The sequence is defined as m,2m,4m,8m. Each term is twice the previous term, and we need to find the sum of the first four terms.
The sum of the first four terms can be expressed mathematically as:
S=m+2m+4m+8m=15m
Since m is an integer, the possible sums for m=1,2,…,9 yield the following results:
- For m=1: S=15
- For m=2: S=30
- For m=3: S=45
- For m=4: S=60
- For m=5: S=75
- For m=6: S=90
- For m=7: S=105
- For m=8: S=120
- For m=9: S=135
Thus, the possible sums are 15,30,45,60,75,90,105,120,135.

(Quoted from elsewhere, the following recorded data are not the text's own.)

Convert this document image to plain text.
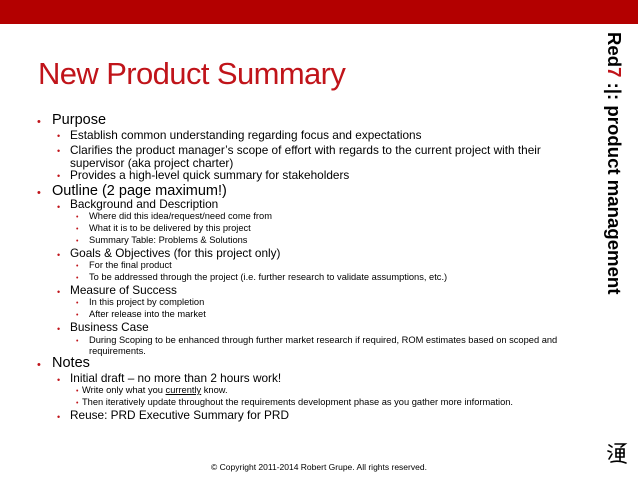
New Product Summary
Red7 :|: product management
• Purpose
• Establish common understanding regarding focus and expectations
• Clarifies the product manager’s scope of effort with regards to the current project with their supervisor (aka project charter)
• Provides a high-level quick summary for stakeholders
• Outline (2 page maximum!)
• Background and Description
• Where did this idea/request/need come from
• What it is to be delivered by this project
• Summary Table: Problems & Solutions
• Goals & Objectives (for this project only)
• For the final product
• To be addressed through the project (i.e. further research to validate assumptions, etc.)
• Measure of Success
• In this project by completion
• After release into the market
• Business Case
• During Scoping to be enhanced through further market research if required, ROM estimates based on scoped and requirements.
• Notes
• Initial draft – no more than 2 hours work!
• Write only what you currently know.
• Then iteratively update throughout the requirements development phase as you gather more information.
• Reuse: PRD Executive Summary for PRD
© Copyright 2011-2014 Robert Grupe. All rights reserved.
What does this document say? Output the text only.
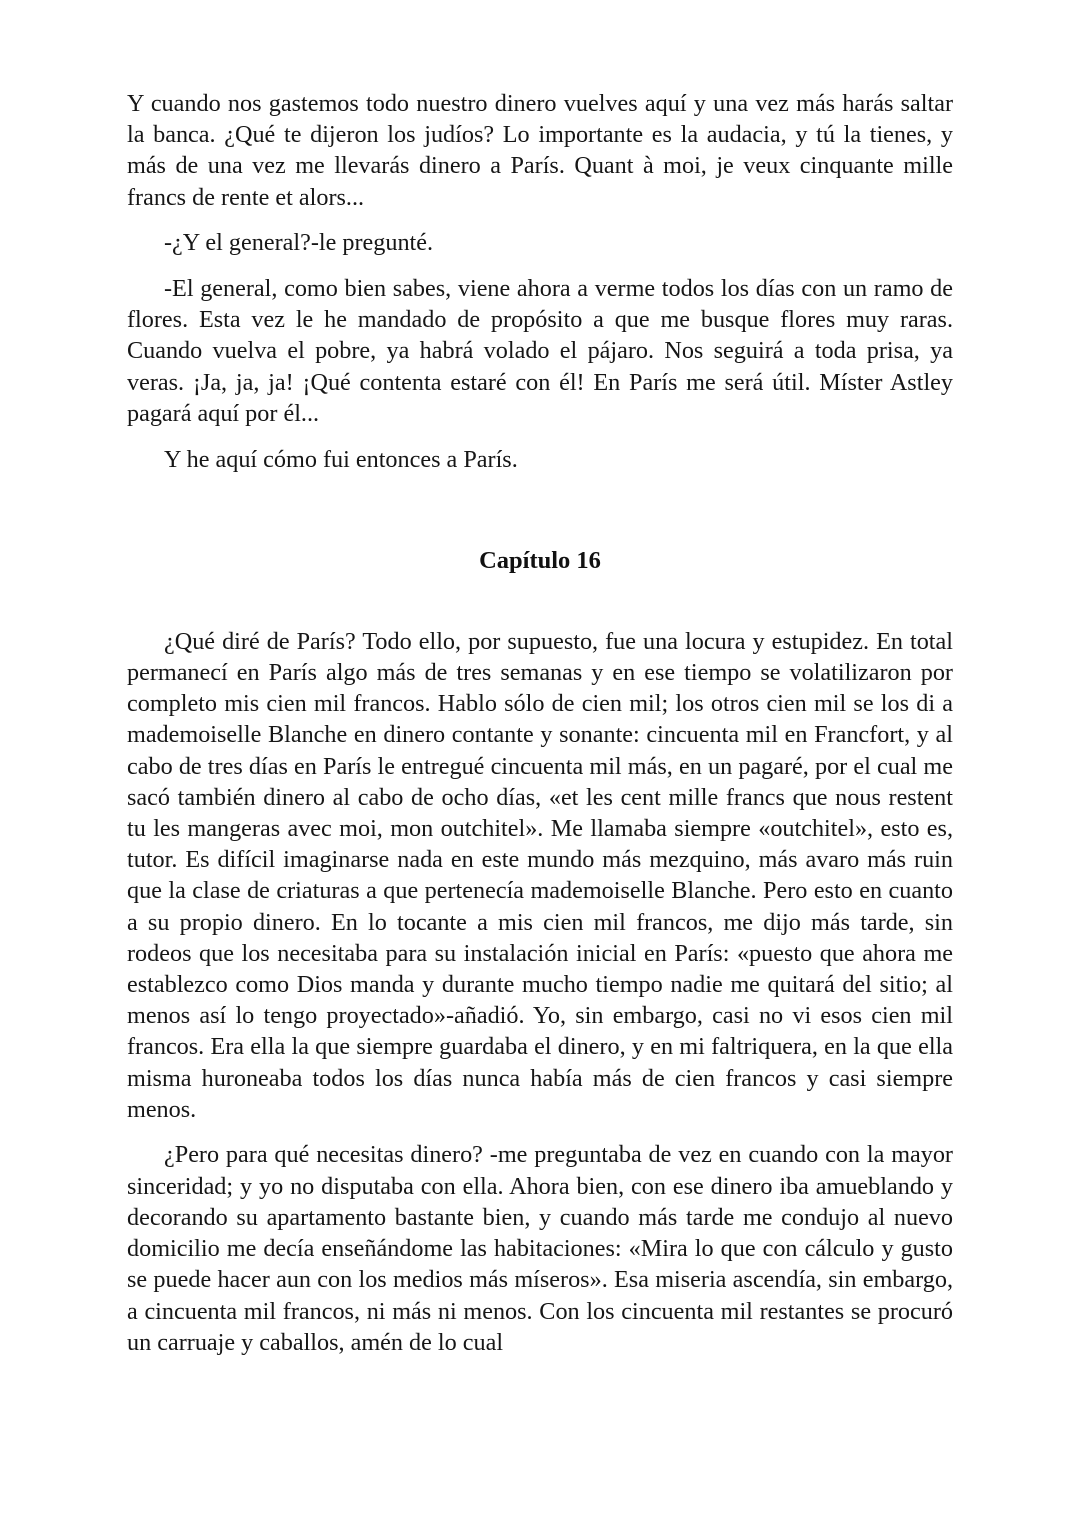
Y cuando nos gastemos todo nuestro dinero vuelves aquí y una vez más harás saltar la banca. ¿Qué te dijeron los judíos? Lo importante es la audacia, y tú la tienes, y más de una vez me llevarás dinero a París. Quant à moi, je veux cinquante mille francs de rente et alors...

-¿Y el general?-le pregunté.

-El general, como bien sabes, viene ahora a verme todos los días con un ramo de flores. Esta vez le he mandado de propósito a que me busque flores muy raras. Cuando vuelva el pobre, ya habrá volado el pájaro. Nos seguirá a toda prisa, ya veras. ¡Ja, ja, ja! ¡Qué contenta estaré con él! En París me será útil. Míster Astley pagará aquí por él...

Y he aquí cómo fui entonces a París.

Capítulo 16

¿Qué diré de París? Todo ello, por supuesto, fue una locura y estupidez. En total permanecí en París algo más de tres semanas y en ese tiempo se volatilizaron por completo mis cien mil francos. Hablo sólo de cien mil; los otros cien mil se los di a mademoiselle Blanche en dinero contante y sonante: cincuenta mil en Francfort, y al cabo de tres días en París le entregué cincuenta mil más, en un pagaré, por el cual me sacó también dinero al cabo de ocho días, «et les cent mille francs que nous restent tu les mangeras avec moi, mon outchitel». Me llamaba siempre «outchitel», esto es, tutor. Es difícil imaginarse nada en este mundo más mezquino, más avaro más ruin que la clase de criaturas a que pertenecía mademoiselle Blanche. Pero esto en cuanto a su propio dinero. En lo tocante a mis cien mil francos, me dijo más tarde, sin rodeos que los necesitaba para su instalación inicial en París: «puesto que ahora me establezco como Dios manda y durante mucho tiempo nadie me quitará del sitio; al menos así lo tengo proyectado»-añadió. Yo, sin embargo, casi no vi esos cien mil francos. Era ella la que siempre guardaba el dinero, y en mi faltriquera, en la que ella misma huroneaba todos los días nunca había más de cien francos y casi siempre menos.

¿Pero para qué necesitas dinero? -me preguntaba de vez en cuando con la mayor sinceridad; y yo no disputaba con ella. Ahora bien, con ese dinero iba amueblando y decorando su apartamento bastante bien, y cuando más tarde me condujo al nuevo domicilio me decía enseñándome las habitaciones: «Mira lo que con cálculo y gusto se puede hacer aun con los medios más míseros». Esa miseria ascendía, sin embargo, a cincuenta mil francos, ni más ni menos. Con los cincuenta mil restantes se procuró un carruaje y caballos, amén de lo cual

To determine which of the given options could NOT be the sum of the first four terms, we compare the options against the calculated possible sums. Any option not in the list {15,30,45,60,75,90,105,120,135} is the answer.
The answer is the option that is not in the set of possible sums. If, for example, the option is 100, then it could not be the sum.
Thus, if 100 is among the options, we conclude:
100
(Replace 100 with the actual option that is not in the list if provided.)